The University of Oxford will be installing a new imaging suite as part of a clinical research centre at the John Radcliffe Hospital. It will specialise in investigations of patients admitted as emergency cases after heart attacks or strokes. The goal is to acquire better understanding of the chain of events in the blood system leading to such crises.
Queen's University Belfast and partner institutions will establish a Northern Ireland CRF. This centre, to be part of the Royal Group of Hospitals Trust, will focus on cancer, nutrition and metabolism, and vision science.
The Newcastle Campus for Ageing and Health has received funding to build and equip a new Clinical Ageing Research Unit. Priorities will include work on dementia and cognitive decline, and basic mechanisms of cell and tissue damage during ageing.
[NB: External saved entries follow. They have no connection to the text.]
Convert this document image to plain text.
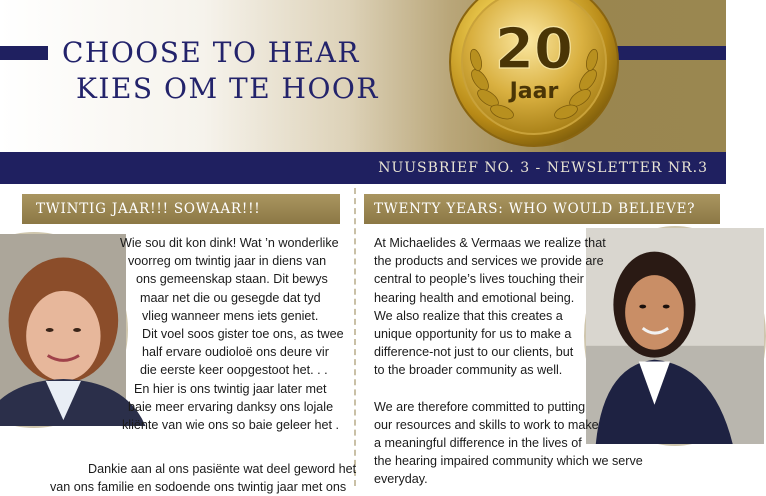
CHOOSE TO HEAR
KIES OM TE HOOR
20
Jaar
NUUSBRIEF NO. 3 - NEWSLETTER NR.3
TWINTIG JAAR!!! SOWAAR!!!
Wie sou dit kon dink! Wat ’n wonderlike
voorreg om twintig jaar in diens van
ons gemeenskap staan. Dit bewys
maar net die ou gesegde dat tyd
vlieg wanneer mens iets geniet.
Dit voel soos gister toe ons, as twee
half ervare oudioloë ons deure vir
die eerste keer oopgestoot het. . .
En hier is ons twintig jaar later met
baie meer ervaring danksy ons lojale
kliënte van wie ons so baie geleer het .
Dankie aan al ons pasiënte wat deel geword het
van ons familie en sodoende ons twintig jaar met ons
TWENTY YEARS: WHO WOULD BELIEVE?
At Michaelides & Vermaas we realize that
the products and services we provide are
central to people’s lives touching their
hearing health and emotional being.
We also realize that this creates a
unique opportunity for us to make a
difference-not just to our clients, but
to the broader community as well.
We are therefore committed to putting
our resources and skills to work to make
a meaningful difference in the lives of
the hearing impaired community which we serve
everyday.
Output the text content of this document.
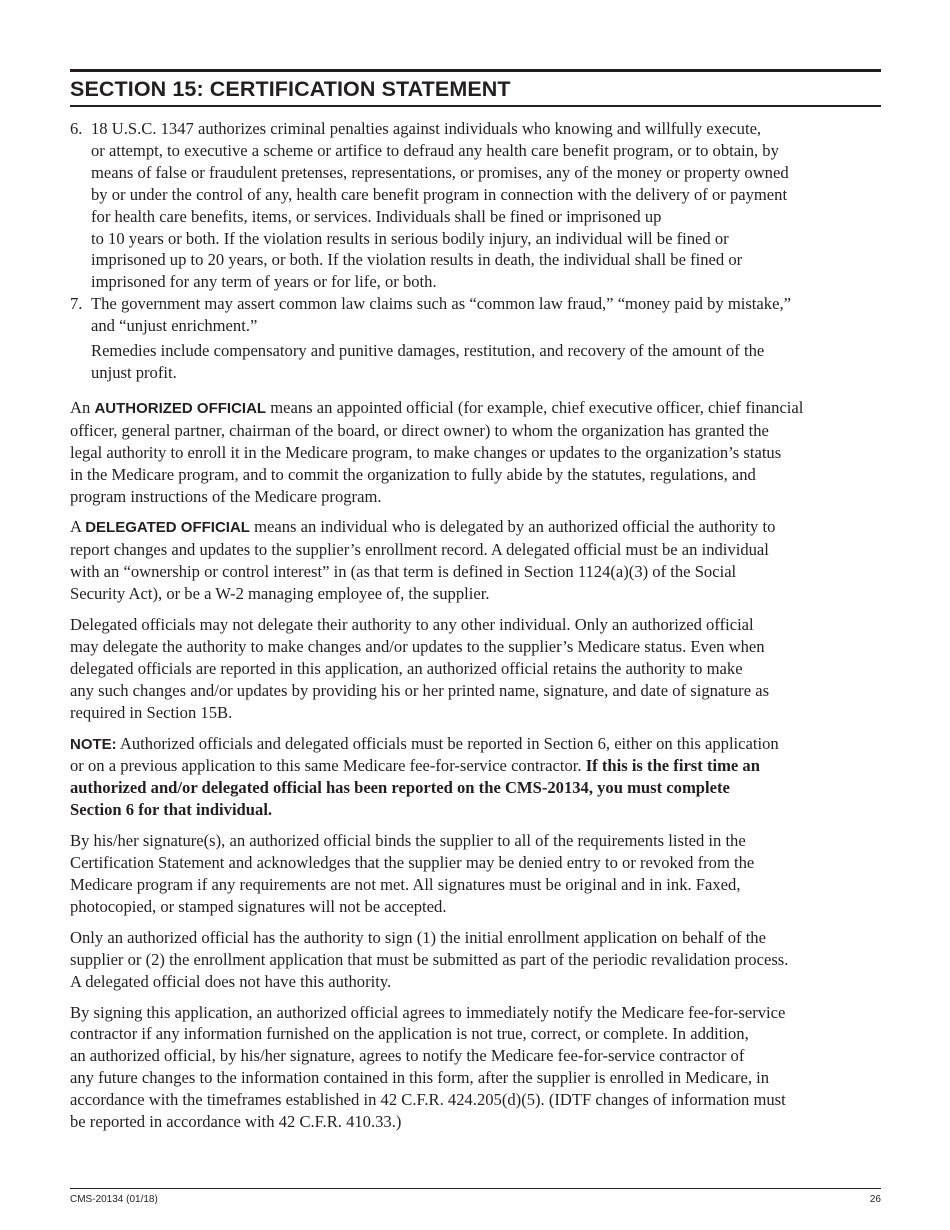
SECTION 15: CERTIFICATION STATEMENT
6. 18 U.S.C. 1347 authorizes criminal penalties against individuals who knowing and willfully execute,
or attempt, to executive a scheme or artifice to defraud any health care benefit program, or to obtain, by
means of false or fraudulent pretenses, representations, or promises, any of the money or property owned
by or under the control of any, health care benefit program in connection with the delivery of or payment
for health care benefits, items, or services. Individuals shall be fined or imprisoned up
to 10 years or both. If the violation results in serious bodily injury, an individual will be fined or
imprisoned up to 20 years, or both. If the violation results in death, the individual shall be fined or
imprisoned for any term of years or for life, or both.
7. The government may assert common law claims such as “common law fraud,” “money paid by mistake,”
and “unjust enrichment.”
Remedies include compensatory and punitive damages, restitution, and recovery of the amount of the
unjust profit.
An AUTHORIZED OFFICIAL means an appointed official (for example, chief executive officer, chief financial
officer, general partner, chairman of the board, or direct owner) to whom the organization has granted the
legal authority to enroll it in the Medicare program, to make changes or updates to the organization’s status
in the Medicare program, and to commit the organization to fully abide by the statutes, regulations, and
program instructions of the Medicare program.
A DELEGATED OFFICIAL means an individual who is delegated by an authorized official the authority to
report changes and updates to the supplier’s enrollment record. A delegated official must be an individual
with an “ownership or control interest” in (as that term is defined in Section 1124(a)(3) of the Social
Security Act), or be a W-2 managing employee of, the supplier.
Delegated officials may not delegate their authority to any other individual. Only an authorized official
may delegate the authority to make changes and/or updates to the supplier’s Medicare status. Even when
delegated officials are reported in this application, an authorized official retains the authority to make
any such changes and/or updates by providing his or her printed name, signature, and date of signature as
required in Section 15B.
NOTE: Authorized officials and delegated officials must be reported in Section 6, either on this application
or on a previous application to this same Medicare fee-for-service contractor. If this is the first time an
authorized and/or delegated official has been reported on the CMS-20134, you must complete
Section 6 for that individual.
By his/her signature(s), an authorized official binds the supplier to all of the requirements listed in the
Certification Statement and acknowledges that the supplier may be denied entry to or revoked from the
Medicare program if any requirements are not met. All signatures must be original and in ink. Faxed,
photocopied, or stamped signatures will not be accepted.
Only an authorized official has the authority to sign (1) the initial enrollment application on behalf of the
supplier or (2) the enrollment application that must be submitted as part of the periodic revalidation process.
A delegated official does not have this authority.
By signing this application, an authorized official agrees to immediately notify the Medicare fee-for-service
contractor if any information furnished on the application is not true, correct, or complete. In addition,
an authorized official, by his/her signature, agrees to notify the Medicare fee-for-service contractor of
any future changes to the information contained in this form, after the supplier is enrolled in Medicare, in
accordance with the timeframes established in 42 C.F.R. 424.205(d)(5). (IDTF changes of information must
be reported in accordance with 42 C.F.R. 410.33.)
CMS-20134 (01/18)	26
Among its aims is improving early diagnosis of dementia and testing treatments to slow progression of symptoms.
The Manchester CRF will expand to enhance its work on biomarkers for cancer prognosis and will install a new MRI scanner. This will involve building a database of existing and future samples from patients for further analysis.
The Birmingham CRF also receives an award, for new building work and staff to develop research on gene- and cell-based therapy for cancer and immune diseases, as well as on heart disease, high blood pressure and obesity.
In addition, there are new awards to four centres in London, which was not home to one of the original CRFs. Imperial College receives funding to expand clinical research at Hammersmith Hospital. The centre focuses on drug development and early clinical trials. Immediate plans include trials in Alzheimer's disease, Parkinson's disease, arthritis and cancer.
King's College London has been awarded support for neuroimaging and development of treatments for mental illness, in a new centre to be located at either the Institute of Psychiatry or the Maudsley Hospital. The centre will also study drug addiction and use of stem cell therapy for neurological disease.
University College London was awarded funding to develop work at the newly opened University College London Hospital.
Finally, the Institute of Cancer Research receives support to add a new MRI scanner to its imaging suite at the Royal Marsden Hospital in Sutton.
The actual amounts of each award are currently under negotiation. The total sum awarded is likely to be about £84m.